All indications from President-Elect Obama and congressional Democrats are that the government stands ready to spend massive amounts of money in an effort to revive the economy. Descriptions of this strategy of spending to overcome our economic woes often refer to this as a Keynesian approach after the economist John Maynard Keynes.
I don't know that if he were alive today he would blog for the Huffington Post or appear on Crossfire, but Keynes was an early version of the celebrity pundit that has flourished in the age of cable television. (Admittedly, Keynes was far more intelligent and better educated than your average talking-head of the early 21st century.)

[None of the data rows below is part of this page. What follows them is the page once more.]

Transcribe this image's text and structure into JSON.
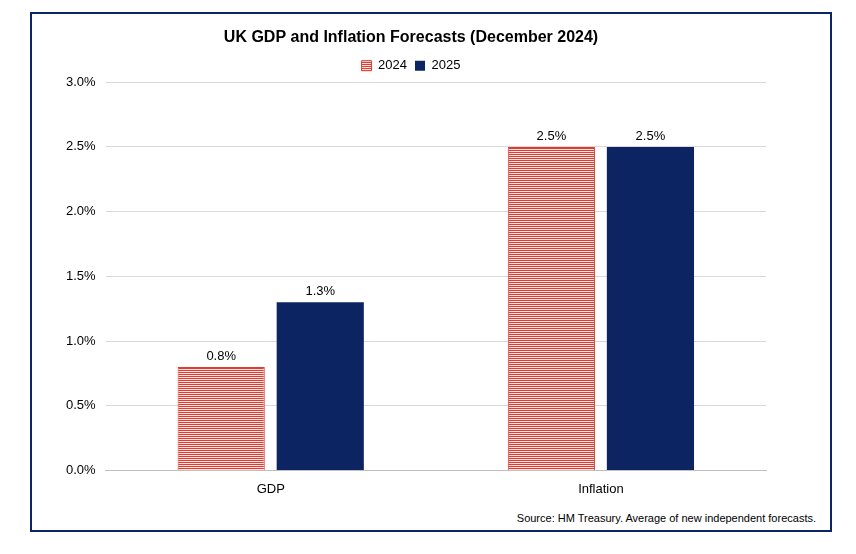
{
  "chart_data": {
    "type": "bar",
    "title": "UK GDP and Inflation Forecasts (December 2024)",
    "categories": [
      "GDP",
      "Inflation"
    ],
    "series": [
      {
        "name": "2024",
        "color": "#e03c31",
        "values": [
          0.8,
          2.5
        ],
        "value_labels": [
          "0.8%",
          "2.5%"
        ]
      },
      {
        "name": "2025",
        "color": "#0c2461",
        "values": [
          1.3,
          2.5
        ],
        "value_labels": [
          "1.3%",
          "2.5%"
        ]
      }
    ],
    "ylim": [
      0,
      3
    ],
    "yticks": [
      {
        "value": 0,
        "label": "0.0%"
      },
      {
        "value": 0.5,
        "label": "0.5%"
      },
      {
        "value": 1,
        "label": "1.0%"
      },
      {
        "value": 1.5,
        "label": "1.5%"
      },
      {
        "value": 2,
        "label": "2.0%"
      },
      {
        "value": 2.5,
        "label": "2.5%"
      },
      {
        "value": 3,
        "label": "3.0%"
      }
    ],
    "grid": true,
    "legend": "top",
    "data_labels": true,
    "annotations": [
      "Source: HM Treasury. Average of new independent forecasts."
    ]
  }
}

Keynes saw demand as the important factor in a healthy economy and he was generally willing to let the private sector to do the demanding. He thought, however, that it was possible for the private sector to demand too little to maintain economic health and that government spending could be used to compensate for the low level of demand. Furthermore, he advocated that both fiscal (taxes and budgets) and monetary (interest rates) policies should be enacted to try and soften the ups and downs of the business cycle. In these cases the government actually intervenes in markets and attempts to fine-tune the economy.

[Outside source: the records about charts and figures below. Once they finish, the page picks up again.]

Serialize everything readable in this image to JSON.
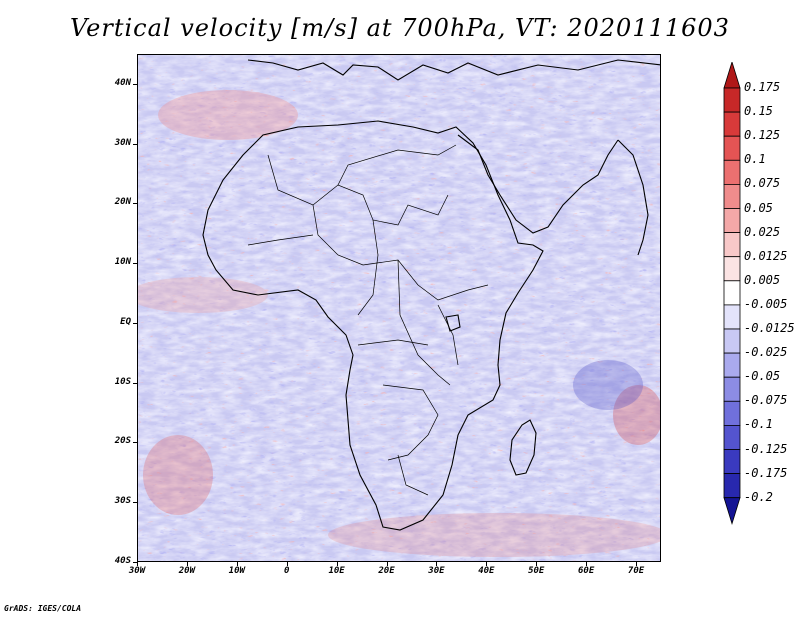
{
  "title": "Vertical velocity [m/s] at 700hPa, VT: 2020111603",
  "credit": "GrADS: IGES/COLA",
  "lat_labels": [
    "40N",
    "30N",
    "20N",
    "10N",
    "EQ",
    "10S",
    "20S",
    "30S",
    "40S"
  ],
  "lat_values": [
    40,
    30,
    20,
    10,
    0,
    -10,
    -20,
    -30,
    -40
  ],
  "lon_labels": [
    "30W",
    "20W",
    "10W",
    "0",
    "10E",
    "20E",
    "30E",
    "40E",
    "50E",
    "60E",
    "70E"
  ],
  "lon_values": [
    -30,
    -20,
    -10,
    0,
    10,
    20,
    30,
    40,
    50,
    60,
    70
  ],
  "extent": {
    "lon_min": -30,
    "lon_max": 75,
    "lat_min": -40,
    "lat_max": 45
  },
  "colorbar": {
    "labels": [
      "0.175",
      "0.15",
      "0.125",
      "0.1",
      "0.075",
      "0.05",
      "0.025",
      "0.0125",
      "0.005",
      "-0.005",
      "-0.0125",
      "-0.025",
      "-0.05",
      "-0.075",
      "-0.1",
      "-0.125",
      "-0.175",
      "-0.2"
    ],
    "colors": [
      "#b01818",
      "#c72828",
      "#d83a3a",
      "#e45454",
      "#ec7070",
      "#f08c8c",
      "#f4a8a8",
      "#f8c8c8",
      "#fbe3e3",
      "#ffffff",
      "#e3e3fb",
      "#c8c8f4",
      "#aaaaee",
      "#8c8ce4",
      "#7070dc",
      "#5454cf",
      "#3a3abf",
      "#2828ae",
      "#141494"
    ]
  }
}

At least since Reagan's election in 1980, this sort of direct government tinkering has been out of favor (at least in word if not in deed). Thus Keynes has been in something of a hibernation of late. These days though, he is back with a vengeance as government spending seems to be the only response that is even being considered to the current economic crisis.

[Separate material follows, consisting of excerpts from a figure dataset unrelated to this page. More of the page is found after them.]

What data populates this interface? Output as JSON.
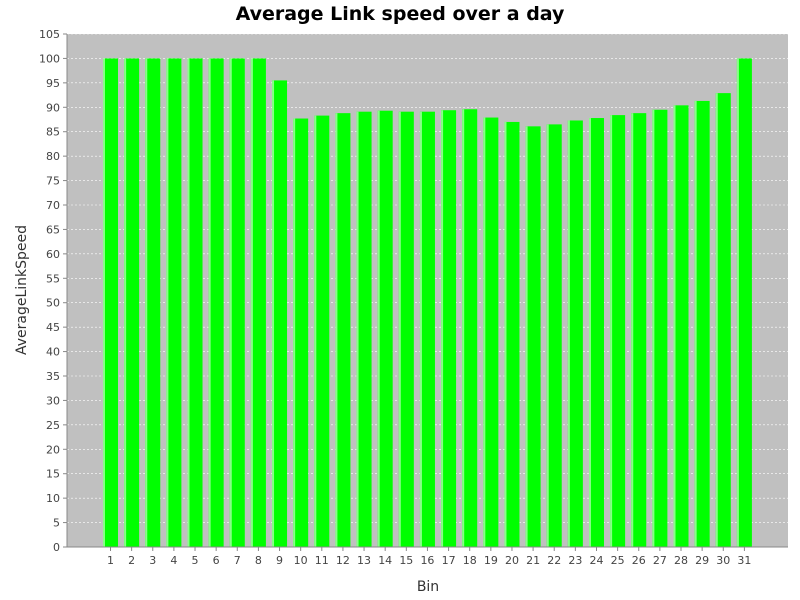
{
  "chart_data": {
    "type": "bar",
    "title": "Average Link speed over a day",
    "xlabel": "Bin",
    "ylabel": "AverageLinkSpeed",
    "categories": [
      "1",
      "2",
      "3",
      "4",
      "5",
      "6",
      "7",
      "8",
      "9",
      "10",
      "11",
      "12",
      "13",
      "14",
      "15",
      "16",
      "17",
      "18",
      "19",
      "20",
      "21",
      "22",
      "23",
      "24",
      "25",
      "26",
      "27",
      "28",
      "29",
      "30",
      "31"
    ],
    "values": [
      100,
      100,
      100,
      100,
      100,
      100,
      100,
      100,
      95.5,
      87.7,
      88.3,
      88.8,
      89.1,
      89.3,
      89.1,
      89.1,
      89.4,
      89.6,
      87.9,
      87.0,
      86.1,
      86.5,
      87.3,
      87.8,
      88.4,
      88.8,
      89.5,
      90.4,
      91.3,
      92.9,
      100
    ],
    "ylim": [
      0,
      105
    ],
    "yticks": [
      "0",
      "5",
      "10",
      "15",
      "20",
      "25",
      "30",
      "35",
      "40",
      "45",
      "50",
      "55",
      "60",
      "65",
      "70",
      "75",
      "80",
      "85",
      "90",
      "95",
      "100",
      "105"
    ],
    "grid": true,
    "colors": {
      "bar": "#00ff00",
      "bar_highlight": "#88ff88",
      "plot_background": "#c0c0c0",
      "grid": "#ffffff"
    }
  }
}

Senator Charles Schumer (D-NY) has pegged the number of the stimulus package at $500-$700 billion. On her website, House Speaker Nancy Pelosi has been promoting House legislation passed in September for additional spending on energy and infrastructure.
In his radio address yesterday Mr. Obama began to outline his approach to attacking the economy. He indicates his plan has several parts, these include spending to make public buildings more energy efficient, spending on national infrastructure, and spending to modernize school buildings. The fact that all of these different "parts" are really just spending on various types of goods demonstrates just how fully the Keynesian approach has been embraced.
Later in the address though, Mr. Obama includes this passage (emphasis added):
That is why the economic recovery plan I'm proposing will help modernize our health care system - and that won't just save jobs, it will save lives. We will make sure that every doctor's office and hospital in this country is using cutting edge technology and electronic medical records so that we can cut red tape, prevent medical mistakes, and help save billions of dollars each year.
Talk about a mixed message. After outlining several areas where the government is going to increase spending in an effort to stimulate the economy, Mr. Obama goes on to tell us how the government is going to act to save money. Why? If Keynes is right and keeping up demand is what we need to do, why would we take steps to cut any spending in our economy. I mean, doesn't the guy at the red tape factory need his job too?
Perhaps this is just the sort of meaningless chatter that characterizes so much of the public pronouncements of our politicians. If so that would be sad, but not overly troubling.
Perhaps though, this reveals something of a weakness in the Keynesian approach, at least with regards to spending. One might argue that we shouldn't just spend heedlessly, but we should do it in a smart way. If it is the case that what we need is not just any spending, but a certain type of spending in order to return our economy to health, how do we know what to spend on?
Maybe I am wrong, but I am not convinced that the government will be able to implement new spending programs in a way that achieves economic growth with minimal waste. This is goes for a government run by either of the major parties. This headlong rush back to Keynes could help to improve our economic fortunes but could just as easily result in a proliferation of bridges to nowhere.